Monday, December 10, 2007

Multiline string literals in Factor

It's always annoyed me somewhat that Factor strings can only be on one line and that there was no mechanism for anything like "here documents" like Perl has. So I decided to write it myself. At this point, I don't really need it and have forgotten what I wanted it for, but it was still a fun exercise.

I started out thinking I should do something similar to some other languages do it: write a word, maybe called <<<, which is followed by some string which is used to delineate a multiline string literal expression. But I realized this wouldn't be the most idiomatic way in Factor. First, if you're making a multiline string literal, why would you ever have it be within a word? For constants like this, it's considered best practice to put them in their own separate words. Second, why do I need to give the option of choosing your own ending? What's wrong with just using a semicolon, like other Factor definitions?

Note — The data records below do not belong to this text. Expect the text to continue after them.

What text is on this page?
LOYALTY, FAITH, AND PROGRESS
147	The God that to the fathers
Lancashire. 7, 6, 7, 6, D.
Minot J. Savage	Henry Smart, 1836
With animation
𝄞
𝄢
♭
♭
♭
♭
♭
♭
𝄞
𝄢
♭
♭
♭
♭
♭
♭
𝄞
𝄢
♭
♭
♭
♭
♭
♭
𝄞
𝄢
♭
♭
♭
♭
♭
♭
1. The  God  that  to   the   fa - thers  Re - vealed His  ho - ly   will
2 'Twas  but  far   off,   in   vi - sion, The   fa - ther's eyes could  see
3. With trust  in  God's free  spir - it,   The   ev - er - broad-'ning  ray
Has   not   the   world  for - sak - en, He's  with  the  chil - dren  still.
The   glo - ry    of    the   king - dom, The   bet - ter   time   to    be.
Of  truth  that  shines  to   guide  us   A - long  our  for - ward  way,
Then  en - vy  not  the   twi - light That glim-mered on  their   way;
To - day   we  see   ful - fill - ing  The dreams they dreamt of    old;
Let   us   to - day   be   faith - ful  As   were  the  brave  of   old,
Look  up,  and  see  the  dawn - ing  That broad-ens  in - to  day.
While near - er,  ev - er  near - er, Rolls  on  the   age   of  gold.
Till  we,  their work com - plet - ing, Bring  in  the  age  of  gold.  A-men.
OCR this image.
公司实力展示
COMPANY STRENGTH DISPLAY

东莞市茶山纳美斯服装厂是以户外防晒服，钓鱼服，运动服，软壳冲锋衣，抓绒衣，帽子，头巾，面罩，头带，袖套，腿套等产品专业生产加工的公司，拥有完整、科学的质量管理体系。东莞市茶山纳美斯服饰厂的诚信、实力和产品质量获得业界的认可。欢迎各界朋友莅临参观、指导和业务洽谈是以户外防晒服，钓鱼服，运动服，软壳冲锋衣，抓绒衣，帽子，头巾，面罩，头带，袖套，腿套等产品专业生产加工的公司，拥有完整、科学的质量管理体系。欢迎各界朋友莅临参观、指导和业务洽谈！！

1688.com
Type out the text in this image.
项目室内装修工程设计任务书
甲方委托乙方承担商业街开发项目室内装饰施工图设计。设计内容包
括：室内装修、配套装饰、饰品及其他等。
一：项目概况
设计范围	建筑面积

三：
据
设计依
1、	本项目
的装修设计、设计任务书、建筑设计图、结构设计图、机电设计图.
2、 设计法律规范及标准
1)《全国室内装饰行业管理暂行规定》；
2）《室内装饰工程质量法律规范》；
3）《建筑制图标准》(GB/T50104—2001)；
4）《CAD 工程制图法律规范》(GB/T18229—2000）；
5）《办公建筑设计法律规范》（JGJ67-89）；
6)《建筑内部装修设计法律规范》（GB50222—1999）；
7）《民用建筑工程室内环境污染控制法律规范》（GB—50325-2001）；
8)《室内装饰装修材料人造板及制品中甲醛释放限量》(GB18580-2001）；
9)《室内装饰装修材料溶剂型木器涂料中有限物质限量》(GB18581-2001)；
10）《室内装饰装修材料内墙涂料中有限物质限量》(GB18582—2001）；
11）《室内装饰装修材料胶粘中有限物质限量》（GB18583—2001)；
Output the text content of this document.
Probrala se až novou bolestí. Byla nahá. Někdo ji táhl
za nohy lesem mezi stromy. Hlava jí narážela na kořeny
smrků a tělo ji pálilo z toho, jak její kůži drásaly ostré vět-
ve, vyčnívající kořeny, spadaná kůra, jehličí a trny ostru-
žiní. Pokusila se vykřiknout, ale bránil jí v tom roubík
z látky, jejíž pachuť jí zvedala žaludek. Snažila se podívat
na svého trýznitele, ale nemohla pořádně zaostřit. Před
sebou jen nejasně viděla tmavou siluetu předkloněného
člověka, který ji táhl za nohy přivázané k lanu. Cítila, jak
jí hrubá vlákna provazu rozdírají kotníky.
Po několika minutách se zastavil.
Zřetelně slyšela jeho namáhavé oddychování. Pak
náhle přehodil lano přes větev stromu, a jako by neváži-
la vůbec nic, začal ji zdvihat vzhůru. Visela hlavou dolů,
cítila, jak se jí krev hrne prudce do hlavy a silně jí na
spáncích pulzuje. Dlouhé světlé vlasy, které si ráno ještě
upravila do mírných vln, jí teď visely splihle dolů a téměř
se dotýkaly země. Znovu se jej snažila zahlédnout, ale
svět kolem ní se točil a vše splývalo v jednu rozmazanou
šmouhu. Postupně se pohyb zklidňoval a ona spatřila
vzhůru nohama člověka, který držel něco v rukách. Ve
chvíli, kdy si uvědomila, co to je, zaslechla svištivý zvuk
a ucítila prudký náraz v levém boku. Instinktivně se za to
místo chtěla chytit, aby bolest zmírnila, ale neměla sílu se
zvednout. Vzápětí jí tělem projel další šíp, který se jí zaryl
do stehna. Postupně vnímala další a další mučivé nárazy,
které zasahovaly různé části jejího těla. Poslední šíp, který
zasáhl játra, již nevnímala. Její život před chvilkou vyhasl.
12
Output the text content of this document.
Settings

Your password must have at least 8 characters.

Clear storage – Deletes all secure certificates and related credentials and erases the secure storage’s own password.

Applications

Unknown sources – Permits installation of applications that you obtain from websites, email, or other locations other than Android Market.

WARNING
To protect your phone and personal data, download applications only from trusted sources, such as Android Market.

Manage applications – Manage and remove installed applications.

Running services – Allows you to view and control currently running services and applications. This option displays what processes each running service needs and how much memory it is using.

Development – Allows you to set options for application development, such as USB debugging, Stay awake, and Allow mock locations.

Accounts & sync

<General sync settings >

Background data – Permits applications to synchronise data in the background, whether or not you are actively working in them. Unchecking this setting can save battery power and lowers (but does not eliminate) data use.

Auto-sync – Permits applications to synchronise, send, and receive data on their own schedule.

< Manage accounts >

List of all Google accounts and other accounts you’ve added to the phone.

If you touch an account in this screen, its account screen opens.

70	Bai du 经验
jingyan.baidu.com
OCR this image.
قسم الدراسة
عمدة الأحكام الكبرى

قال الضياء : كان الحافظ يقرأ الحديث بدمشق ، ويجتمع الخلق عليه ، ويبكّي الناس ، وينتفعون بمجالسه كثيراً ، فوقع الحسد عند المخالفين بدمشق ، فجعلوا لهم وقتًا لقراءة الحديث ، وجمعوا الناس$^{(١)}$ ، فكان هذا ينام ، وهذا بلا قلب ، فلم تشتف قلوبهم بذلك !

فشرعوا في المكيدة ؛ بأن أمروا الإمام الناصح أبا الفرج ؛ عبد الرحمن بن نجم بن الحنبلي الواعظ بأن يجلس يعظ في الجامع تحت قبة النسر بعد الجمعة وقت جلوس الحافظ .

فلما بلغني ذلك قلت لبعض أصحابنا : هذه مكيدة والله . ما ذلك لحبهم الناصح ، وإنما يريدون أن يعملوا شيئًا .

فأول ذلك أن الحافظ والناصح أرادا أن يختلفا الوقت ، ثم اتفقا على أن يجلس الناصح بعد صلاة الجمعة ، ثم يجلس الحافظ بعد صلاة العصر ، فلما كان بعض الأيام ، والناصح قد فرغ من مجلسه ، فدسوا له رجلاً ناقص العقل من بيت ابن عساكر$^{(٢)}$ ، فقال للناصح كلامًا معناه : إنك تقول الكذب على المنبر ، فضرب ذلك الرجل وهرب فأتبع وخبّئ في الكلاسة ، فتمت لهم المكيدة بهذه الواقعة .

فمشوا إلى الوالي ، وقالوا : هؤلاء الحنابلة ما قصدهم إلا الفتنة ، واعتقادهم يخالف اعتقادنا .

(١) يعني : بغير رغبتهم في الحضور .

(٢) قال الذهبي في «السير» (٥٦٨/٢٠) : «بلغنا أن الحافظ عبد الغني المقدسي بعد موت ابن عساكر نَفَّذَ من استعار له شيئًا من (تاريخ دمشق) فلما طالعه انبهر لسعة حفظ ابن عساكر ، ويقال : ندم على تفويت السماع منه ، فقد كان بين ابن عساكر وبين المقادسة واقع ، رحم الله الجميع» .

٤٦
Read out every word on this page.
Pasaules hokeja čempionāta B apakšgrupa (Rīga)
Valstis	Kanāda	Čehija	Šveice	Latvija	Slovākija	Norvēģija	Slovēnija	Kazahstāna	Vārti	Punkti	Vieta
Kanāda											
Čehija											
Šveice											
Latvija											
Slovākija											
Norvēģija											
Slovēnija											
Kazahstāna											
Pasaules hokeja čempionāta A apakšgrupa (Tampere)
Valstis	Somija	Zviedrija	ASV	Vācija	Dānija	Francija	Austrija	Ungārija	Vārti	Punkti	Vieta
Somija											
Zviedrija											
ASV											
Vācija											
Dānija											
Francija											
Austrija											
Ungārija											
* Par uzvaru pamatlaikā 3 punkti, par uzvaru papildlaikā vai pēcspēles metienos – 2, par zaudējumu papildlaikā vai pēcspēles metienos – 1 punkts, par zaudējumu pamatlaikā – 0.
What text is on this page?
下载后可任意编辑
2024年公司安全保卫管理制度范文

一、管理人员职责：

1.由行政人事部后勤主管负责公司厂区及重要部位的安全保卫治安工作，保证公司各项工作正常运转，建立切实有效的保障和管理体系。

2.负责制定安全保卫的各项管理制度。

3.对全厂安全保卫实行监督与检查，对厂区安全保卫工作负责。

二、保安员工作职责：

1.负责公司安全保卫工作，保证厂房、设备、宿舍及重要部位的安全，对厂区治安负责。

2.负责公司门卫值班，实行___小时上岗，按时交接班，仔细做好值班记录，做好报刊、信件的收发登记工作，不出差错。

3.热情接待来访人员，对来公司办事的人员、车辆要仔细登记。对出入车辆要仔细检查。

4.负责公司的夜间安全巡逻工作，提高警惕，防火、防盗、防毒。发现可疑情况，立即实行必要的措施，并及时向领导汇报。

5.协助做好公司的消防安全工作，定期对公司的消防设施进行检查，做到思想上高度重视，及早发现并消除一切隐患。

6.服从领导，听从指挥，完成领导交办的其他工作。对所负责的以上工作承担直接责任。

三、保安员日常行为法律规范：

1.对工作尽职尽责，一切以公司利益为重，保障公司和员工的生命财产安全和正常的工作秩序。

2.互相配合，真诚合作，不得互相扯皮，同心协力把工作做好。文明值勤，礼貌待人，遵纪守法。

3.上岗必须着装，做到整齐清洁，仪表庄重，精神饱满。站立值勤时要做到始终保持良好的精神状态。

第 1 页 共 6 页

Putting this together, I came up with the following syntax:

STRING: something
Hey, I can type all the text I want here
And it can be over multiple lines
But without the backslash-n escape sequence!

The final line, the semicolon, has to have no whitespace before or after it. This allows for practically any useful string to be written this way. The syntax will compile into something like this:

: something
"Hey, I can type all the text I want here\nAnd it can be over multiple lines\nBut without the backslash-n escape sequence!" ;

With a previous parser design, multiline string literals like this were impossible, but now they can be done in 11 lines. I packaged this up and put it in my repository under extra/multiline so others can use it.

Using the internals of the parser, the first word advances the parser state one line and returns the text of the new line.

: next-line-text ( -- str )
lexer get dup next-line line-text ;

The next two words do the bulk of the parsing. They advance the parser's current line until reaching a line consisting only of ";", and then advance the line one more time. While moving forward, a string is compiled consisting of all of the lines, interspersed with newlines.

: (parse-here) ( -- )
next-line-text dup ";" =
[ drop lexer get next-line ] [ % "\n" % (parse-here) ] if ;

: parse-here ( -- str )
[ (parse-here) ] "" make 1 head*
lexer get next-line ;

Finally, the word STRING: puts it all together, defining a new word using a string gathered with parse-here.

CREATE dup reset-generic
parse-here 1quotation define-compound ; parsing

There are downsides to having an extremely flexible syntax like Factor. Things can be less predictable when libraries can alter the fundamentals of syntax. It'd be impossible to create a fixed BNF description of Factor syntax. Additionally, the particular structure of Factor sometimes encourages syntax extension that's heavily dependent on the details of the current implementation. But the upside is that we can do things like this. I think it's worth it.